Since prehistoric times, people have been trying to figure out a reliable way to tell where they are, to help guide them to where they are going, and to get them back home again. Cavemen probably used stones and twigs to mark a trail when they set out hunting for food. The earliest mariners followed the coast closely to keep from getting lost. When navigators first sailed into the open ocean, they discovered they could chart their course by following the stars. The ancient Phoenicians used the North Star to journey from Egypt and Crete. According to Homer, the goddess Athena told Odysseus to "keep the Great Bear on his left" during his travels from Calypso's Island. Unfortunately for Odysseus and all the other mariners, the stars are only visible at night - and only on clear nights.
The next major developments in the quest for the perfect method of navigation were the magnetic compass and the sextant. The needle of a compass always points north, so it is always possible to know in what direction you are going. The sextant uses adjustable mirrors to measure the exact angle of the stars, moon, and sun above the horizon. However, in the early days of its use, it was only possible to determine latitude (the location on the Earth measured north or south from the equator) from the sextant observations. Sailors were still unable to determine their longitude (the location on the Earth measured east or west). This was such a serious problem that in the 17th century, the British formed a special Board of Longitude consisting of well-known scientists. This group offered £20,000, equal to about a million of today's dollars, to anybody who could find a way to determine a ship's longitude within 30 nautical miles.
The generous offer paid off. In 1761, a cabinetmaker named John Harrison developed a shipboard timepiece called a chronometer, which lost or gained only about one second a day - incredibly accurate for the time. For the next two centuries, sextants and chronometers were used in combination to provide latitude and longitude information.
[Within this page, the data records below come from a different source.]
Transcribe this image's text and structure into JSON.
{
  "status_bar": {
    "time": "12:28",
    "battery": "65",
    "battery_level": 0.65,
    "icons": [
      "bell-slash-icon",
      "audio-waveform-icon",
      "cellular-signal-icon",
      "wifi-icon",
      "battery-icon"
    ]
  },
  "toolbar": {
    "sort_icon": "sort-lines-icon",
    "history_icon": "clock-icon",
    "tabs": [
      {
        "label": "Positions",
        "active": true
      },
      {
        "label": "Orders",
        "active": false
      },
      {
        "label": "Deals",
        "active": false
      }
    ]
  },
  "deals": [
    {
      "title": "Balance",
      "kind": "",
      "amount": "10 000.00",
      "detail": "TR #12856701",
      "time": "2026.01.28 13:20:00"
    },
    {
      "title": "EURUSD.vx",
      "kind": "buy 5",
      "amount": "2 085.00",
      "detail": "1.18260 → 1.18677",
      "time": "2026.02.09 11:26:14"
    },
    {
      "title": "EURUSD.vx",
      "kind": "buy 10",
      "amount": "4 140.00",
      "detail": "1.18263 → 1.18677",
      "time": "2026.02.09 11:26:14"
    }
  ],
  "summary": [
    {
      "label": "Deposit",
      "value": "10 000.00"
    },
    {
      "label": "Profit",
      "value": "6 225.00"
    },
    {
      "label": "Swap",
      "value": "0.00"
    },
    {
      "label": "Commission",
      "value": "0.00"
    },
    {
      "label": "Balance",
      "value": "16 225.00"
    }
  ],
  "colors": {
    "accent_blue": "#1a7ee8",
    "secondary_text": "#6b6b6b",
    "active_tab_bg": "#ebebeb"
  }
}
In the early 20th century several radio-based navigation systems were developed, which were used widely during World War II. Both allied and enemy ships and airplanes used ground-based radio-navigation systems as the technology advanced.
A few ground-based radio-navigation systems are still in use today. One drawback of using radio waves generated on the ground is that you must choose between a system that is very accurate but doesn't cover a wide area, or one that covers a wide area but is not very accurate. High-frequency radio waves (like UHF TV) can provide accurate position location but can only be picked up in a small, localized area. Lower frequency radio waves (like AM radio) can cover a larger area, but are not a good yardstick to tell you exactly where you are.
Scientists, therefore, decided that the only way to provide coverage for the entire world was to place high-frequency radio transmitters in space. A transmitter high above the Earth sending a high-frequency radio wave with a special coded signal can cover a large area and still overcome much of the "noise" encountered on the way to the ground. This is one of the main principles behind the GPS system.